Что было потом — не имею понятия. И не моё это дело.
Лель мой, Лель мой
Рассказ конкурсантки
Наш педагог Камишевская сидит в зале, на первом ряду — и она машет руками и делает замечания, когда слышит чью-нибудь ошибку, — так болельщики кричат на спортивном матче. Отчётные концерты вокального класса проходят всего два раза в год, и публика на них специфическая: сегодня в зале сидят почти только одни преподаватели, её коллеги. Они прощают нашему педагогу причуды и не замечают её нервных выкриков. Но я-то знаю, что все эти люди приходят только ради Клюсовой. Я и сама прихожу сюда ради Клюсовой. И ради Камишевской.
Я спускаюсь со сцены, белые ступеньки сползают, одна, две, три — кончились, на сцене что-то говорят, внизу топчется профундо Лёва, он, кажется, крестится, потом сосредоточенно плюёт через левое плечо и встаёт ногой на ступеньку.
Со сцены он выходит красный и мокрый, хоть я и оценила его попытки придать себе бодрый вид. Я не слышала, как он выступил сегодня — но знаю, что в песне Варлаама есть фа первой октавы, а она Лёве иногда не даётся. Для профундо это то же самое, что для меня — верхняя ля, о которой я даже не мечтаю.

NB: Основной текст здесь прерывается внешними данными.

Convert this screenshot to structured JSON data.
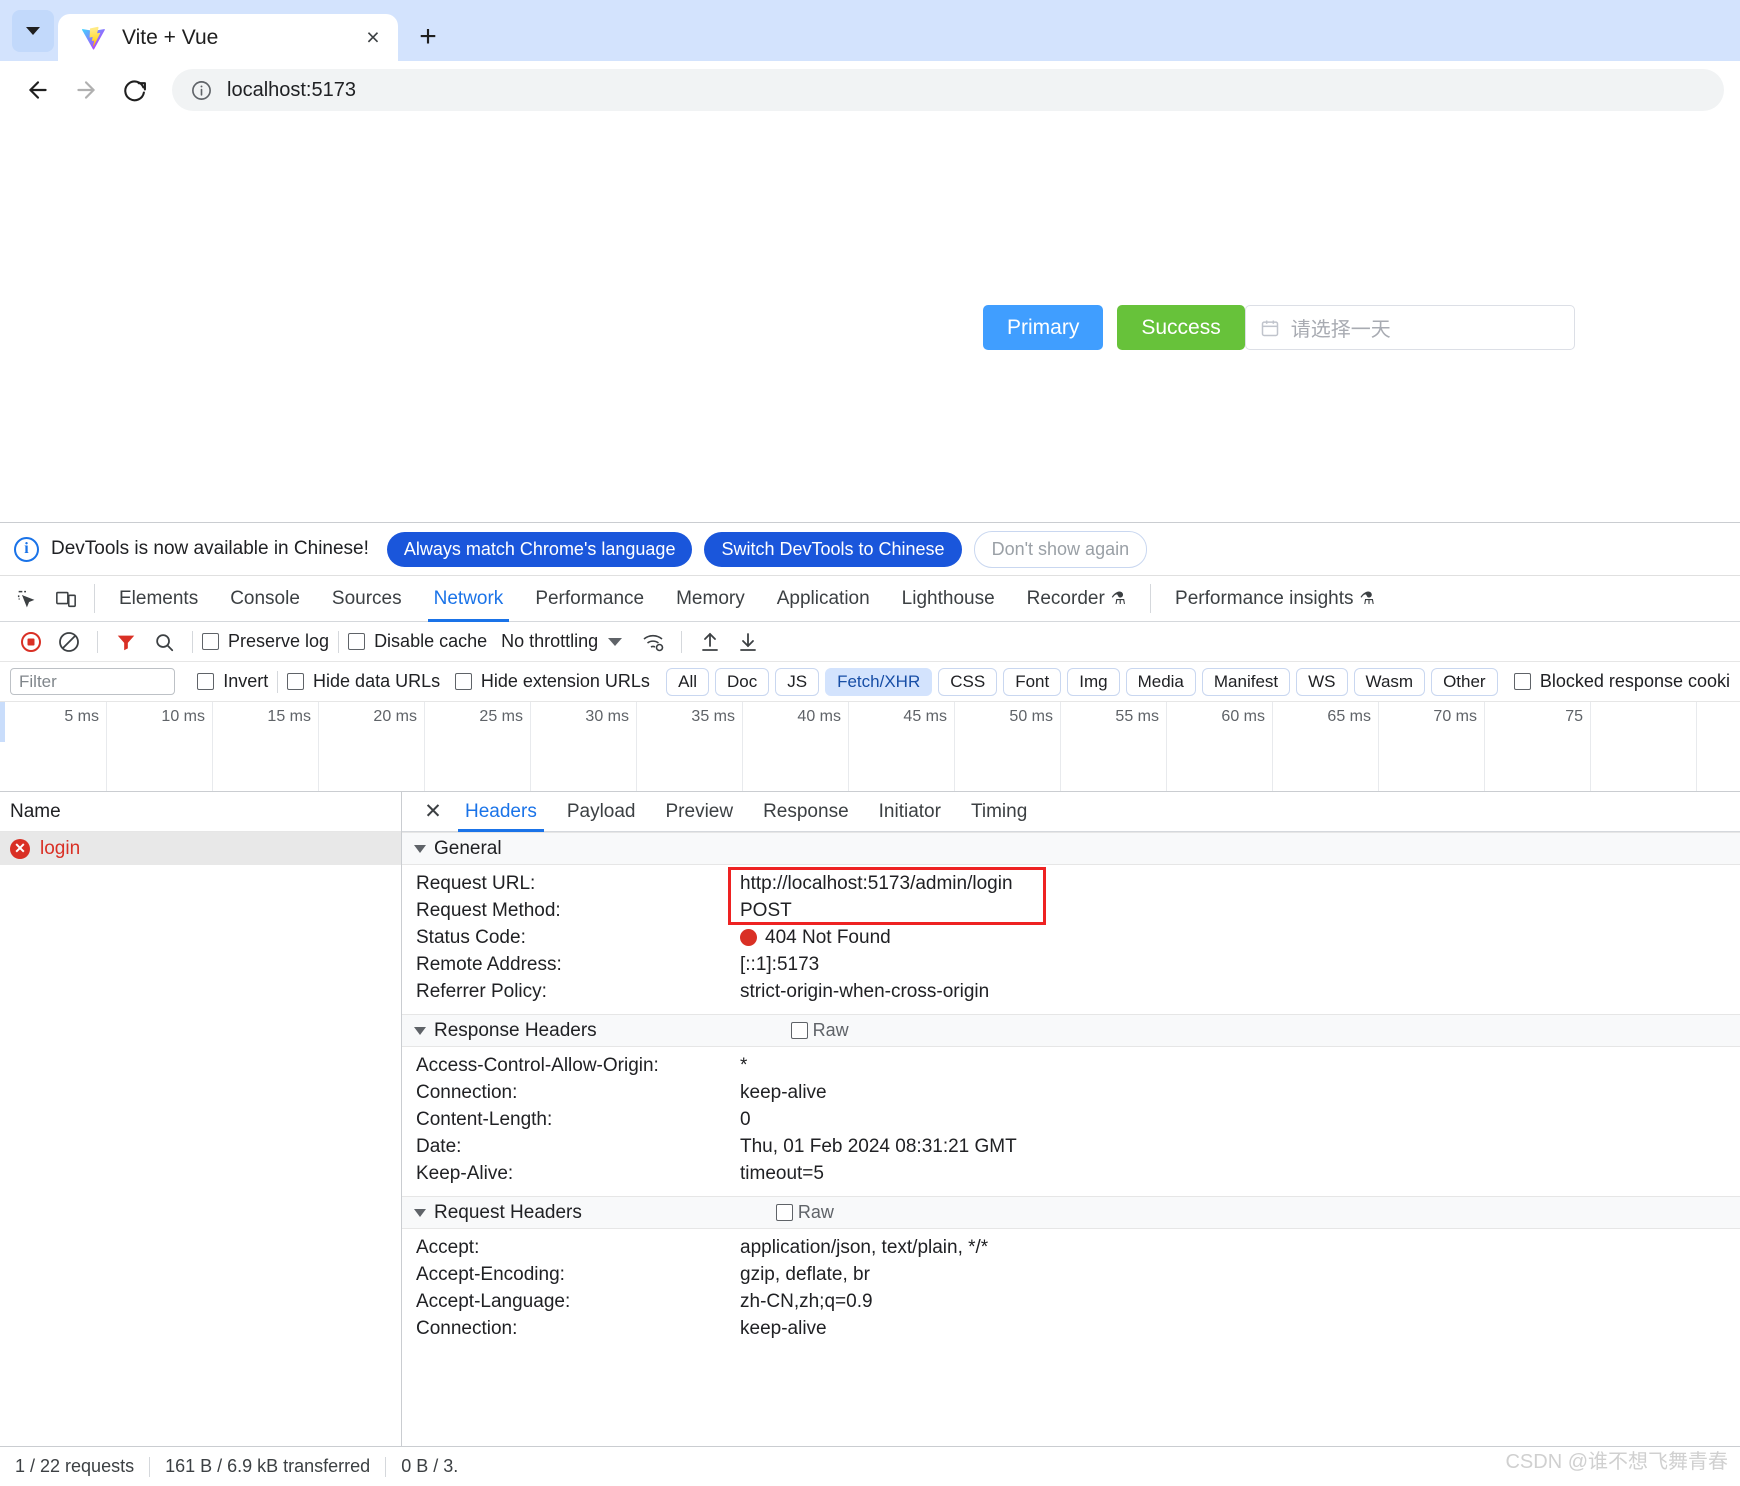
{
  "browser": {
    "tab": {
      "title": "Vite + Vue",
      "favicon": "vite-logo-icon",
      "close_label": "×"
    },
    "new_tab_label": "+",
    "tab_search_icon": "chevron-down-icon",
    "nav": {
      "back": "back-arrow-icon",
      "forward": "forward-arrow-icon",
      "reload": "reload-icon"
    },
    "omnibox": {
      "site_info_icon": "info-circle-icon",
      "url": "localhost:5173"
    }
  },
  "page": {
    "primary_button": "Primary",
    "success_button": "Success",
    "date_picker": {
      "icon": "calendar-icon",
      "placeholder": "请选择一天"
    },
    "colors": {
      "primary": "#409eff",
      "success": "#67c23a"
    }
  },
  "devtools": {
    "banner": {
      "icon": "info-icon",
      "text": "DevTools is now available in Chinese!",
      "btn_always": "Always match Chrome's language",
      "btn_switch": "Switch DevTools to Chinese",
      "btn_dismiss": "Don't show again"
    },
    "panel_tabs": [
      {
        "label": "Elements",
        "active": false,
        "flask": false
      },
      {
        "label": "Console",
        "active": false,
        "flask": false
      },
      {
        "label": "Sources",
        "active": false,
        "flask": false
      },
      {
        "label": "Network",
        "active": true,
        "flask": false
      },
      {
        "label": "Performance",
        "active": false,
        "flask": false
      },
      {
        "label": "Memory",
        "active": false,
        "flask": false
      },
      {
        "label": "Application",
        "active": false,
        "flask": false
      },
      {
        "label": "Lighthouse",
        "active": false,
        "flask": false
      },
      {
        "label": "Recorder",
        "active": false,
        "flask": true
      },
      {
        "label": "Performance insights",
        "active": false,
        "flask": true
      }
    ],
    "inspect_icon": "inspect-element-icon",
    "device_icon": "device-toolbar-icon",
    "network_toolbar": {
      "record_icon": "record-stop-icon",
      "clear_icon": "clear-network-log-icon",
      "filter_icon": "filter-icon",
      "search_icon": "search-icon",
      "preserve_log": "Preserve log",
      "disable_cache": "Disable cache",
      "throttling": "No throttling",
      "throttling_caret": "chevron-down-icon",
      "wifi_icon": "network-conditions-icon",
      "import_icon": "import-har-icon",
      "export_icon": "export-har-icon"
    },
    "filter_bar": {
      "filter_placeholder": "Filter",
      "invert": "Invert",
      "hide_data_urls": "Hide data URLs",
      "hide_extension_urls": "Hide extension URLs",
      "type_chips": [
        {
          "label": "All",
          "selected": false
        },
        {
          "label": "Doc",
          "selected": false
        },
        {
          "label": "JS",
          "selected": false
        },
        {
          "label": "Fetch/XHR",
          "selected": true
        },
        {
          "label": "CSS",
          "selected": false
        },
        {
          "label": "Font",
          "selected": false
        },
        {
          "label": "Img",
          "selected": false
        },
        {
          "label": "Media",
          "selected": false
        },
        {
          "label": "Manifest",
          "selected": false
        },
        {
          "label": "WS",
          "selected": false
        },
        {
          "label": "Wasm",
          "selected": false
        },
        {
          "label": "Other",
          "selected": false
        }
      ],
      "blocked_cookies": "Blocked response cooki"
    },
    "timeline_ticks": [
      "5 ms",
      "10 ms",
      "15 ms",
      "20 ms",
      "25 ms",
      "30 ms",
      "35 ms",
      "40 ms",
      "45 ms",
      "50 ms",
      "55 ms",
      "60 ms",
      "65 ms",
      "70 ms",
      "75"
    ],
    "request_list": {
      "column_name": "Name",
      "rows": [
        {
          "name": "login",
          "status_icon": "error-icon",
          "selected": true
        }
      ]
    },
    "detail_tabs": [
      {
        "label": "Headers",
        "active": true
      },
      {
        "label": "Payload",
        "active": false
      },
      {
        "label": "Preview",
        "active": false
      },
      {
        "label": "Response",
        "active": false
      },
      {
        "label": "Initiator",
        "active": false
      },
      {
        "label": "Timing",
        "active": false
      }
    ],
    "detail_close_icon": "close-icon",
    "sections": {
      "general": {
        "title": "General",
        "rows": [
          {
            "key": "Request URL:",
            "value": "http://localhost:5173/admin/login"
          },
          {
            "key": "Request Method:",
            "value": "POST"
          },
          {
            "key": "Status Code:",
            "value": "404 Not Found",
            "dot": true
          },
          {
            "key": "Remote Address:",
            "value": "[::1]:5173"
          },
          {
            "key": "Referrer Policy:",
            "value": "strict-origin-when-cross-origin"
          }
        ],
        "highlight_color": "#ee2222"
      },
      "response_headers": {
        "title": "Response Headers",
        "raw_label": "Raw",
        "rows": [
          {
            "key": "Access-Control-Allow-Origin:",
            "value": "*"
          },
          {
            "key": "Connection:",
            "value": "keep-alive"
          },
          {
            "key": "Content-Length:",
            "value": "0"
          },
          {
            "key": "Date:",
            "value": "Thu, 01 Feb 2024 08:31:21 GMT"
          },
          {
            "key": "Keep-Alive:",
            "value": "timeout=5"
          }
        ]
      },
      "request_headers": {
        "title": "Request Headers",
        "raw_label": "Raw",
        "rows": [
          {
            "key": "Accept:",
            "value": "application/json, text/plain, */*"
          },
          {
            "key": "Accept-Encoding:",
            "value": "gzip, deflate, br"
          },
          {
            "key": "Accept-Language:",
            "value": "zh-CN,zh;q=0.9"
          },
          {
            "key": "Connection:",
            "value": "keep-alive"
          }
        ]
      }
    },
    "status_bar": {
      "requests": "1 / 22 requests",
      "transferred": "161 B / 6.9 kB transferred",
      "resources": "0 B / 3."
    }
  },
  "watermark": "CSDN @谁不想飞舞青春"
}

Сегодня я пела Леля, там вверху у меня крепкая фа, но дело не в ней. Дело в том, что я не Лель. Вот в чём дело. Лёва — да, Лёва — Варлаам, и он выехал на роскошной середине тембра, так что пусть не трясётся. А я не выехала. Но Камишевской сегодня нужен был именно мой Лель, вынь да положь. Туча со громом сговаривалась. Ты греми, гром, а я дождь разолью. А потом Лель в этой песенке рассказывает про девку, которая гуляла-гуляла с подружками по лесу, да и пропала. Видимо, в кустиках с кем-то — «того». Бедовая девка. Красавчик Лель — сплетник и сволочь. Мы с ним не совпадаем, потому что я чувствую в этом персонаже некое ганимедство, скабрезность, да и попросту — склонность к вранью. Глинка прикрывает всё это молодостью своего героя и мужским равнодушием, но я-то знаю, что он просто маскирует порок. Порок — это то, чего я так по жизни боюсь. Я вся такая правильная, что даже тошно. Лель мой, Лель мой, Лёли-лёли-лель.
Много лет, много сил, потраченных на вокал, — а разве могло быть в моей жизни как-то иначе? Камишевская говорит: на сцену мы выносим всего пять процентов всего, что наработано. Точно так же, как через короткий разговор с человеком нельзя получить информацию обо всей его жизни, в коротком выступлении певца не должно быть видно огромной работы, стоящей за арией или романсом. И это правда, как и всё, что говорит мой педагог.